Par exemple, les combinaisons des karmas mentionnées précédemment sont telles, que d’avoir en des existences précédentes protégé la vie a pour conséquence une tendance à avoir maintenant une vie longue. Mais si, en même temps, on a été violent et si l’on a brutalisé autrui, on risquera d’être souvent malade.
Si, lors d’une naissance antérieure, on a été généreux tout en souhaitant du mal à autrui, on aura en cette vie la possibilité d’être riche mais d’avoir de nombreux ennemis. Si, dans une naissance antérieure, on a abandonné l’inconduite sexuelle tout en semant la discorde autour de soi, on pourra ensuite avoir une femme parfaite, mais avec des risques de mésentente.

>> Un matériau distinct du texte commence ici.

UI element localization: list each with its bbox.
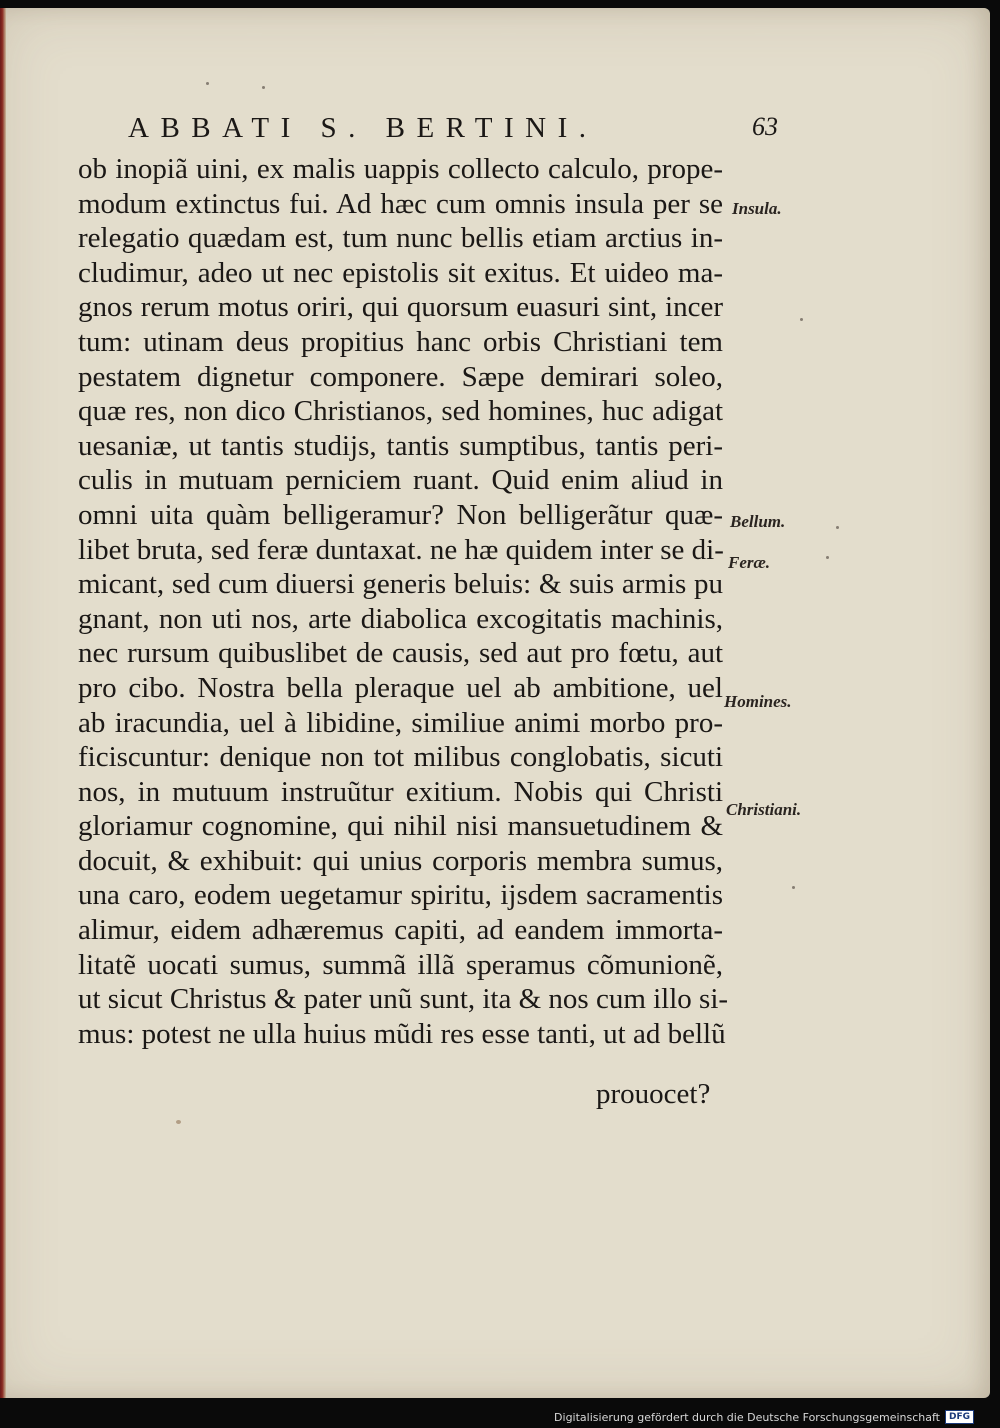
text-line: pestatem dignetur componere. Sæpe demirari soleo, (78, 360, 723, 393)
text-line: culis in mutuam perniciem ruant. Quid enim aliud in (78, 464, 723, 497)
text-line: uesaniæ, ut tantis studijs, tantis sumptibus, tantis peri- (78, 429, 723, 462)
marginal-note-insula: Insula. (732, 199, 782, 218)
text-line: alimur, eidem adhæremus capiti, ad eandem immorta- (78, 914, 723, 947)
text-line: gnant, non uti nos, arte diabolica excogitatis machinis, (78, 602, 723, 635)
body-text (78, 152, 729, 1051)
text-line: libet bruta, sed feræ duntaxat. ne hæ quidem inter se di- (78, 533, 724, 566)
text-line: litatẽ uocati sumus, summã illã speramus cõmunionẽ, (78, 948, 723, 981)
paper-speck (206, 82, 209, 85)
text-line: micant, sed cum diuersi generis beluis: & suis armis pu (78, 568, 723, 601)
text-line: relegatio quædam est, tum nunc bellis etiam arctius in- (78, 222, 723, 255)
text-line: nos, in mutuum instruũtur exitium. Nobis qui Christi (78, 775, 723, 808)
paper-speck (262, 86, 265, 89)
text-line: quæ res, non dico Christianos, sed homines, huc adigat (78, 395, 723, 428)
text-line: docuit, & exhibuit: qui unius corporis membra sumus, (78, 844, 723, 877)
text-line: mus: potest ne ulla huius mũdi res esse tanti, ut ad bellũ (78, 1017, 726, 1050)
text-line: ob inopiã uini, ex malis uappis collecto calculo, prope- (78, 153, 723, 185)
running-title: ABBATI S. BERTINI. (128, 112, 598, 144)
marginal-note-bellum: Bellum. (730, 512, 786, 531)
credit-text: Digitalisierung gefördert durch die Deutsche Forschungsgemeinschaft (554, 1410, 940, 1424)
text-line: ut sicut Christus & pater unũ sunt, ita & nos cum illo si- (78, 983, 729, 1016)
page-header (128, 112, 778, 152)
paper-speck (800, 318, 803, 321)
marginal-note-ferae: Feræ. (728, 553, 771, 572)
text-line: tum: utinam deus propitius hanc orbis Christiani tem (78, 325, 723, 358)
paper-speck (176, 1120, 181, 1124)
paper-speck (836, 526, 839, 529)
paper-speck (792, 886, 795, 889)
text-line: pro cibo. Nostra bella pleraque uel ab ambitione, uel (78, 671, 723, 704)
text-line: gnos rerum motus oriri, qui quorsum euasuri sint, incer (78, 291, 723, 324)
text-line: nec rursum quibuslibet de causis, sed aut pro fœtu, aut (78, 637, 723, 670)
text-line: modum extinctus fui. Ad hæc cum omnis insula per se (78, 187, 723, 220)
binding-edge (0, 8, 6, 1398)
text-line: omni uita quàm belligeramur? Non belligerãtur quæ- (78, 498, 723, 531)
text-line: ficiscuntur: denique non tot milibus conglobatis, sicuti (78, 741, 723, 774)
text-line: gloriamur cognomine, qui nihil nisi mansuetudinem & (78, 810, 723, 843)
paper-speck (826, 556, 829, 559)
dfg-logo: DFG (945, 1410, 974, 1424)
text-line: una caro, eodem uegetamur spiritu, ijsdem sacramentis (78, 879, 723, 912)
catchword: prouocet? (596, 1078, 711, 1110)
marginal-note-homines: Homines. (724, 692, 792, 711)
marginal-note-christiani: Christiani. (726, 800, 802, 819)
digitization-credit (554, 1410, 974, 1424)
page-number: 63 (752, 112, 778, 141)
text-line: ab iracundia, uel à libidine, similiue animi morbo pro- (78, 706, 723, 739)
text-line: cludimur, adeo ut nec epistolis sit exitus. Et uideo ma- (78, 256, 723, 289)
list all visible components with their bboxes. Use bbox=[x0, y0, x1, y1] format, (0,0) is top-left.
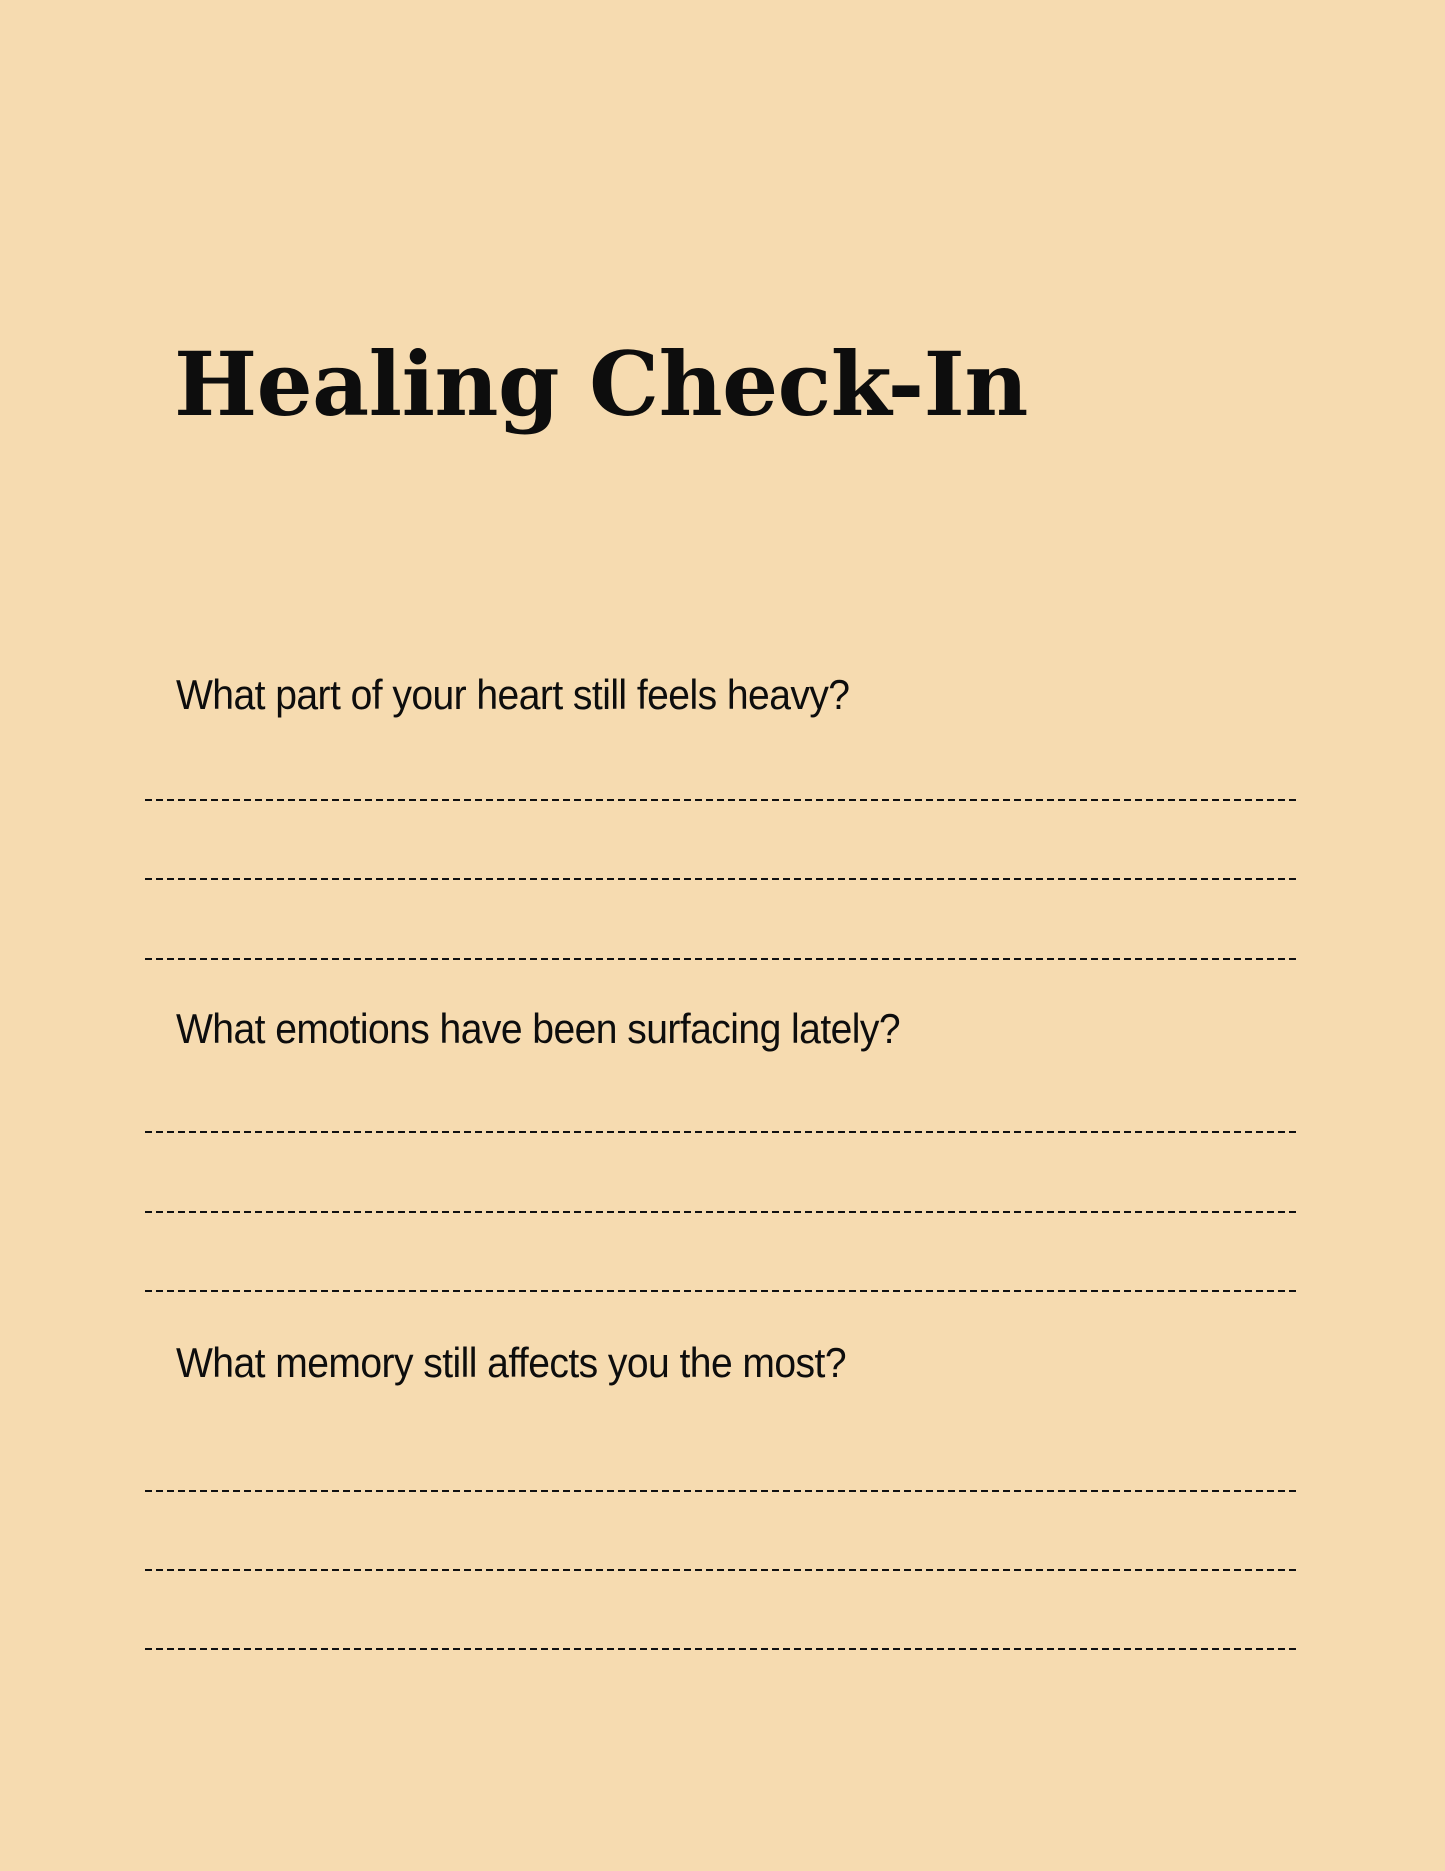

Si l’on a précédemment évité l’emploi de paroles agressives, tout en convoitant le bien d’autrui, on pourra ultérieurement être traité aimablement par tous, tout en étant pauvre.
Si l’on a antérieurement pratiqué la générosité et fait des offrandes tout en convoitant les biens d’autrui, on pourra naître riche mais devenir nécessiteux dans cette même vie.
Si l’on a antérieurement peu pratiqué la générosité, on naîtra plutôt pauvre ; mais si l’on a également respecté, honoré et protégé père, mère et aînés, on pourra aussi être puissant, loué et respecté par tous.
Si l’on a été généreux mais jugé le dharma déplaisant, on pourra ensuite être riche tout en ayant une compréhension erronée des enseignements.
Si l’on a antérieurement fait des actes positifs d’une grande force, mais aussi, sous l’emprise de passions telles que la jalousie, fait des souhaits malveillants, on pourra être doté d’une grande puissance et de grandes richesses, et les utiliser pour faire des actes négatifs de grande envergure…
C’est parce que l’on a auparavant développé un karma positif, que l’on dispose maintenant de la précieuse existence humaine avec toutes les qualités requises pour la pratique du dharma5Voir infra Les pratiques préliminaires communes..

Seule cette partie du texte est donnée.